NOUS VIVONS UNE EPOQUE MODERNE OÙ L’ART ET LA MANIERE POUR LE MONDE DE LA CHASSE DE SE TIRER UNE BALLE DANS LE PIED

Cela fait déjà bien longtemps que, fort de mon expérience professionnelle d’avocat ayant participé à de nombreuses et importantes émissions sur les différentes chaînes de télévision, auteur, chez HACHETTE MARABOUT, de quatre livres, j’attire l’attention des responsables du monde de la chasse sur la nécessité de s’adjoindre les conseils d’un cabinet de communication avisé, afin de lancer une campagne d’explications de ce que représente la chasse et de ce que serait la France et les français si elle disparaissait.

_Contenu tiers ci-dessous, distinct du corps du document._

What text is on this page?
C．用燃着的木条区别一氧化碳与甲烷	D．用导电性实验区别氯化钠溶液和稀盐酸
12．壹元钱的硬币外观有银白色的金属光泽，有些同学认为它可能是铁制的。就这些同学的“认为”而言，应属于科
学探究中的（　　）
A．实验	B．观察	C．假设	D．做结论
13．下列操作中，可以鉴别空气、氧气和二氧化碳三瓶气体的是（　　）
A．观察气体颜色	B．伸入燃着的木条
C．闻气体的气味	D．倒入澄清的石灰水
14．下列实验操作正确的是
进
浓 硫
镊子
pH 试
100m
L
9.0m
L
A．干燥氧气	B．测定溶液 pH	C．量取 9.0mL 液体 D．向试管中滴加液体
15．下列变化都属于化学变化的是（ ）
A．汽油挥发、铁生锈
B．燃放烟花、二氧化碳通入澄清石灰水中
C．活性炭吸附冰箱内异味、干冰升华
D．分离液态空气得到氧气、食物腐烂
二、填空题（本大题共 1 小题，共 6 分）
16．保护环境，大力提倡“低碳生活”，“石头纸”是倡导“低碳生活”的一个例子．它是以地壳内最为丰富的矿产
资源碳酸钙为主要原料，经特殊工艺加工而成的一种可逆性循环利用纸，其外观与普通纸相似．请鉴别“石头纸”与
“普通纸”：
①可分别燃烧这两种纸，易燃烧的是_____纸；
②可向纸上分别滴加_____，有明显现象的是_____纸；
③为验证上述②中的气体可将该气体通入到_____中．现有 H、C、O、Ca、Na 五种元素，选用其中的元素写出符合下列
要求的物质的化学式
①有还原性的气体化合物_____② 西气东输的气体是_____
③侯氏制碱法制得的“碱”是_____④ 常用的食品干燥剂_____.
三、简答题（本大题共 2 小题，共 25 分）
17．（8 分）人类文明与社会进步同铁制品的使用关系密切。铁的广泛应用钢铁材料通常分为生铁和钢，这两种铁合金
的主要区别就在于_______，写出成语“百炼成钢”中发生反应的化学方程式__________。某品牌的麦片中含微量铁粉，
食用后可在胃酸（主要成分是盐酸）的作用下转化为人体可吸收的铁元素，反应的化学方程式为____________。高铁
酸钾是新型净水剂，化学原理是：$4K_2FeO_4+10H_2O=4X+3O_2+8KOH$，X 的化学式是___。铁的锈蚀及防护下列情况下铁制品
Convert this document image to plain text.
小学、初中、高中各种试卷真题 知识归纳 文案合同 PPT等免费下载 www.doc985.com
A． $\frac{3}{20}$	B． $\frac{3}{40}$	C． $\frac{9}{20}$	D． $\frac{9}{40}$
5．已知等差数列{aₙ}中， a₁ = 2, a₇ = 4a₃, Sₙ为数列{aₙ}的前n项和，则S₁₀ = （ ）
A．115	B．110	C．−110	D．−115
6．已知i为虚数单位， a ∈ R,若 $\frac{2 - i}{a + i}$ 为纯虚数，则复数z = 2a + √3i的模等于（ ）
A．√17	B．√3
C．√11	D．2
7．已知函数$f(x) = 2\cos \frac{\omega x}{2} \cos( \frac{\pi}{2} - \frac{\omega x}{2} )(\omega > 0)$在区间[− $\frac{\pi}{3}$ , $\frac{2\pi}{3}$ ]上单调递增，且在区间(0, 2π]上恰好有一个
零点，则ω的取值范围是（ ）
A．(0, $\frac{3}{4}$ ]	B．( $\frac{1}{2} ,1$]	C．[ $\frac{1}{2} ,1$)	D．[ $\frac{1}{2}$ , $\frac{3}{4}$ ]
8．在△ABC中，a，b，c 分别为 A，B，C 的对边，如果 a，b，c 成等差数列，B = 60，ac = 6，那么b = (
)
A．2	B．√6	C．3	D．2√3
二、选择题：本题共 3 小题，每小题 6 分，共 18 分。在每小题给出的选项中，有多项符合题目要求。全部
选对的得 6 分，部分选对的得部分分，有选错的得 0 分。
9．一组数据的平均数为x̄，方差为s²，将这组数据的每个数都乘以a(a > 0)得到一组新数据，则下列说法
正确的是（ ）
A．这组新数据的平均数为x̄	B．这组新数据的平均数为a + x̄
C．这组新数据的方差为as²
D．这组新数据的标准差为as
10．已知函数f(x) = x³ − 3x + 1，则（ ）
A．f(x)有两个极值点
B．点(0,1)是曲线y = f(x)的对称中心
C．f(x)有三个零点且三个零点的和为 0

J’insistais déjà, à l’époque du Président BAUDIN, sur le fait que j’avais remarqué que les NON chasseurs étaient extrêmement sensibles lorsqu’on prenait la peine de leur expliquer l’impact fiscal que représenterait la suppression de la chasse.

Malheureusement, j’ai le sentiment, comme dans bien d’autres domaines, de prêcher dans le désert, et peut-être ai-je tort d’ailleurs.

Je sais le travail immense que fait Thierry COSTE à la tête de son association, mais cela n’est pas suffisant.

Nous sommes attaqués de plus en plus, et de tous les côtés.

Je ne suis pas certain que le nouveau ministre en charge de nos activités soit particulièrement enclin à nous soutenir.

En tout cas, ce dont je suis certain, c’est que toutes les associations parallèles que sa fondation subventionne sont pratiquement toutes anti-chasse.

Et je n’en veux pour preuve que ce qui vient de se passer cette semaine.

J’avais recommandé à certains de mes amis de lire un article d’un hebdomadaire bien connu qui racontait comment un chasseur, en Afrique, avait été tué par la chute d’un éléphant qu’il venait de tirer.

Loin d’exprimer une certaine forme de compassion, dans la mesure où les circonstances de ce tir sont très particulières, les réseaux sociaux se sont déchaînés et un de mes compagnons de chasse au chevreuil m’a transmis un commentaire, qu’il m’a autorisé à publier, et que je trouve extrêmement intéressant.

Je le livre donc à votre réflexion et à vos commentaires.

« Cher Franck,

La mort de ce chasseur d’éléphants suscite de très nombreuses réactions sur les réseaux, sur le thème : Bon débarras !. »

La chasse des grands animaux africains engendre des haines sans commune mesure avec la mort d’un animal.

On a sentiment qu’elle engendre des réactions supérieures à celles suscitées par des massacres d’êtres humains.

La déchristianisation a supprimé l’espoir d’un au-delà, il en résulte un tabou autour de la mort, que l’on ne veut ni voir, ni montrer, par exemple aux enfants qu’on éloigne du lit de mort du grand-père, pour soi-disant ne pas le traumatiser.

Une génération n’a pas été confrontée à la vision de la mort de ses proches, sa rencontre physique avec la mort se fait fortuitement devant le cadavre d’un animal que l’anthropomorphisme ambiant fait assimiler à la mort d’un être humain à laquelle on se refuse d’être confronté physiquement et intellectuellement.

Où est le temps où MONTAIGNE écrivait :

« Que vivre c’est apprendre à mourir ».

Quand les grandes instances nationales se décideront elles enfin à communiquer convenablement sur notre passion en expliquant ce qu’est une surpopulation, ce que rapporte la chasse à la communauté française par les taxes, les emplois qu’elle créait et ce qui se passerait si du jour au lendemain elle disparaissait.

Dans un précédent article je vous avais expliqué la politique du canton de GENEVE qui, par votation il y a trente ans, a interdit la chasse.

J’avais suggéré à la fédération nationale de faire faire un clip d’information avec, en caméra cachée, la vision lamentable du mode de destruction des animaux, car il y en a trop en Suisse.

L’on m’a répondu que c’était trop cher.

Le jour où nous ne pourrons plus chasser, nous ferons des économies.